The peaks of active traveling waves also shifted basally as the s

The peaks of active traveling waves also shifted basally as the stimulus level increased (Figures S1D and S1E). The high gain and nonlinearity were completely abolished when the active process was interrupted by anoxia (Figure 1E), which additionally displaced the wave’s peak toward the cochlear base. The phase profiles of traveling waves displayed slopes that were dependent on stimulus level in healthy cochleas

but not following anoxia (Figure S1F). These phenomena reflect the loss after anoxia of a tuned, Selleck Talazoparib tonotopically distributed amplification mechanism that enhances a traveling wave as it approaches the characteristic place at which it peaks. To investigate the interplay between active cellular forces and the spatial shaping of an active traveling wave, we developed an optical technique that locally and significantly perturbs electromotility. Small carboxylic acids inhibit prestin-based motility; salicylate Rucaparib in vitro is the most effective of these blockers (Tunstall et al., 1995; Oliver et al., 2001). Our technique uses 4-azidosalicylate, the azide group of which forms covalent bonds upon activation by ultraviolet (UV) light

(Figures 2A and 2B). The compound is therefore an inhibitor that forms an irreversible complex with prestin, effectively disabling it. We initially characterized the effect of 4-azidosalicylate on somatic motility in HEK293T cells transfected with prestin-eGFP. Motility was deduced from measurements of a cell’s voltage-dependent capacitance, which reflects the gating currents that accompany conformational changes in large ensembles unless of prestin molecules. Capacitance was measured from phase changes in the currents elicited by sinusoidal membrane-potential perturbations at different holding potentials (Fidler and Fernandez, 1989). When

washed onto prestin-transfected HEK293T cells, 4-azidosalicylate largely abolished somatic motility as inferred from the linearization of the voltage-capacitance relation, an effect that was reversible upon washout (Figure 2C). UV irradiation had no effect on motility in control medium (Figure 2D).
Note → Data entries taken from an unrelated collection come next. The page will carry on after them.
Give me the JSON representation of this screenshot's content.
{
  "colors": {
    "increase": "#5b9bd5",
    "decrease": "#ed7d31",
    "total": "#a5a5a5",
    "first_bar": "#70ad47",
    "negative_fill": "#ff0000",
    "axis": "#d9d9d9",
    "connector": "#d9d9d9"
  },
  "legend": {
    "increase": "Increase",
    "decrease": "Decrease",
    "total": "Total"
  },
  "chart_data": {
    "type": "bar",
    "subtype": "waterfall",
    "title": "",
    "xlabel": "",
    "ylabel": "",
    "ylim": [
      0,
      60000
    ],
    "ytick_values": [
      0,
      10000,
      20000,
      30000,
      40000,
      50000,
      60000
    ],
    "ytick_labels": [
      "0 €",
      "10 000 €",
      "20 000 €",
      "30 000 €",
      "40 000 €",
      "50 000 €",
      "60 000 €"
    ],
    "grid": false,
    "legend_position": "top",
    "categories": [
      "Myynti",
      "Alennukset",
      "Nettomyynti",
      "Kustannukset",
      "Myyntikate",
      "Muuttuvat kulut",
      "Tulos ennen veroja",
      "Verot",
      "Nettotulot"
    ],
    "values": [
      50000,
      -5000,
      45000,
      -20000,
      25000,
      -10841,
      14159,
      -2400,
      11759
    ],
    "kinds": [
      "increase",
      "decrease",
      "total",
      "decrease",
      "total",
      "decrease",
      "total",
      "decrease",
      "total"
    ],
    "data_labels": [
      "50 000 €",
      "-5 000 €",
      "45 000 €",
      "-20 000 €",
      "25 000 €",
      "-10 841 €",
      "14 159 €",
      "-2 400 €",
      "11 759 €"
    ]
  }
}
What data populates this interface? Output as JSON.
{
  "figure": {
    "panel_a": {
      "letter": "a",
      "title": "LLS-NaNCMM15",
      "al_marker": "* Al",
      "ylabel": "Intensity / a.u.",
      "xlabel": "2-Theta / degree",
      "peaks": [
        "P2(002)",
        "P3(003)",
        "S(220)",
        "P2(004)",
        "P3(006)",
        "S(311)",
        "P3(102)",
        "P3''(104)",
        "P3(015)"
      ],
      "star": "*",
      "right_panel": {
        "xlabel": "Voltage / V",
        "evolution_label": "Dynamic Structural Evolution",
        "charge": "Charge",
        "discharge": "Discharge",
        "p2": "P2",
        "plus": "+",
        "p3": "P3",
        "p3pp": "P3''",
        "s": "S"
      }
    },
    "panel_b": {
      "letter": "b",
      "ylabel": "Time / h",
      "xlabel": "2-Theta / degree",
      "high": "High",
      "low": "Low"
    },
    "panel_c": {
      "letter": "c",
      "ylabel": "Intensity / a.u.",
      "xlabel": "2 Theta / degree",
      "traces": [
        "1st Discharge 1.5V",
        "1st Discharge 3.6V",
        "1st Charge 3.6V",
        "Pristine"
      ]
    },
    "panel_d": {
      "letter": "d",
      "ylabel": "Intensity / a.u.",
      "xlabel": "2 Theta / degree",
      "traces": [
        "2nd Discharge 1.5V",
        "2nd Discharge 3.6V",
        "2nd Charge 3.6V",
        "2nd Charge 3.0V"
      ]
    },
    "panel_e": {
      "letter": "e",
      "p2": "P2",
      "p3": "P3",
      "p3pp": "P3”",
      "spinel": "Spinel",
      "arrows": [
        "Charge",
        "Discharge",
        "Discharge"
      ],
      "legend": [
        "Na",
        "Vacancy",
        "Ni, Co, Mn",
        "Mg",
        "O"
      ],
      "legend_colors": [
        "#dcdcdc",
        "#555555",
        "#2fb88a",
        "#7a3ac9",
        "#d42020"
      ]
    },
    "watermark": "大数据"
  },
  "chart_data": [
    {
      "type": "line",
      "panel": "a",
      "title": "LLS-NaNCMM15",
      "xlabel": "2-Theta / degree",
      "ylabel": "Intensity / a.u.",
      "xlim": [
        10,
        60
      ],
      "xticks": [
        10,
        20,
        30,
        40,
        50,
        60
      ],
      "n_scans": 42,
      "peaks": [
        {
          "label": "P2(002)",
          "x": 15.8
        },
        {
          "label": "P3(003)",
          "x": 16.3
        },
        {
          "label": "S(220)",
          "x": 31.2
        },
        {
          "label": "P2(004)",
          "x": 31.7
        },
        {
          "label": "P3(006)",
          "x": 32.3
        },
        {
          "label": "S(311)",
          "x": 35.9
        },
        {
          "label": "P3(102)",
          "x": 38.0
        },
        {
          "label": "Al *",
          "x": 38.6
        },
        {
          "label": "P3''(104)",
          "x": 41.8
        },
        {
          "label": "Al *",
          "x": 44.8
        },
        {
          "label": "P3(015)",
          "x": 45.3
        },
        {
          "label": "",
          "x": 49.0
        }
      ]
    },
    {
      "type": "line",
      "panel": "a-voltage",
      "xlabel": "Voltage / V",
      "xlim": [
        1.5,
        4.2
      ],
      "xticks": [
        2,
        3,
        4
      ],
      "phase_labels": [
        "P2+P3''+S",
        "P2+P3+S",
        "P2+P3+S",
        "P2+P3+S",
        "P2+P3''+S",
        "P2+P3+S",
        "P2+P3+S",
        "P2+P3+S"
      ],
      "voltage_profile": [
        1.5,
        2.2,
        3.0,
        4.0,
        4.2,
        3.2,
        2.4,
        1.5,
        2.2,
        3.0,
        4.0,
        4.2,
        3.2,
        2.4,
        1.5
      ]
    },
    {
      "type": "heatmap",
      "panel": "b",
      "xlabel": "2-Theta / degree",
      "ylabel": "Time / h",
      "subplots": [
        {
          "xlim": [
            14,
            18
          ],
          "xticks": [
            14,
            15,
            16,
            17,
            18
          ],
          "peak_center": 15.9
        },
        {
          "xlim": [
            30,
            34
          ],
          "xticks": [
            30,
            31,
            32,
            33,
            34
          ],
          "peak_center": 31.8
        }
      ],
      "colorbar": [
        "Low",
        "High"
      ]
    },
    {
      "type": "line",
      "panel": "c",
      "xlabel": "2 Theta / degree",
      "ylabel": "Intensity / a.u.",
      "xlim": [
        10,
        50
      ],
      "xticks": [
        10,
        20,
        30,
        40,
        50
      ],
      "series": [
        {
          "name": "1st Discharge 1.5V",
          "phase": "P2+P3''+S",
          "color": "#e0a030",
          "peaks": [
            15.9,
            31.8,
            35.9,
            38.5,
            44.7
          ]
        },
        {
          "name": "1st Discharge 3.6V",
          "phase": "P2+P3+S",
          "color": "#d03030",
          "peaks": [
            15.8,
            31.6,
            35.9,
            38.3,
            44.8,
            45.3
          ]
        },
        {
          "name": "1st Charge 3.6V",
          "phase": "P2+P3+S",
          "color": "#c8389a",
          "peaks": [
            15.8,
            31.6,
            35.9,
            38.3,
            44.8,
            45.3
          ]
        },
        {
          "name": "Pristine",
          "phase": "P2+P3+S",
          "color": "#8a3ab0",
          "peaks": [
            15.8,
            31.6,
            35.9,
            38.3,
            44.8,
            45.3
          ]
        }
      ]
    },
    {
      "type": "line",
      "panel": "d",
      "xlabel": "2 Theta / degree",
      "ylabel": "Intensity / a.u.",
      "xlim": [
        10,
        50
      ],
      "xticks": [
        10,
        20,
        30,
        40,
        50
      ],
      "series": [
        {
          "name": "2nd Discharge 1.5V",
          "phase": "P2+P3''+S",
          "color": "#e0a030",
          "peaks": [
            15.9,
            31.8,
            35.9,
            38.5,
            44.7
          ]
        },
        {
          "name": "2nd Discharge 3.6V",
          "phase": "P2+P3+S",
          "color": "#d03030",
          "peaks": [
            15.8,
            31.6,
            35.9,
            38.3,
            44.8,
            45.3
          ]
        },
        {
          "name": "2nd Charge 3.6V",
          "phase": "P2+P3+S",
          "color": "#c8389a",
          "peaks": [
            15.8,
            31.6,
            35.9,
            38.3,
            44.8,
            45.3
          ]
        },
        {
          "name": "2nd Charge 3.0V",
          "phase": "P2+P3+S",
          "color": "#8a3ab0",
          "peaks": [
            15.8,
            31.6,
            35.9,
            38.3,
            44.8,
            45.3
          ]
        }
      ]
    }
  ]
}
If a cell incubated in 4-azidosalicylate was exposed to UV light, however, motility did not return after washout (Figures 2E and 2F). The cell nonetheless remained healthy as assessed by visual appearance and by the absence of leakage currents. Because the nonlinear capacitance measured in prestin-expressing cells cannot be dissociated from mechanical motility (Santos-Sacchi, 1991), photoinactivation presumably elicits a concurrent attenuation of the latter. We nonetheless confirmed that photoinactivation affects the somatic motility of isolated outer hair cells.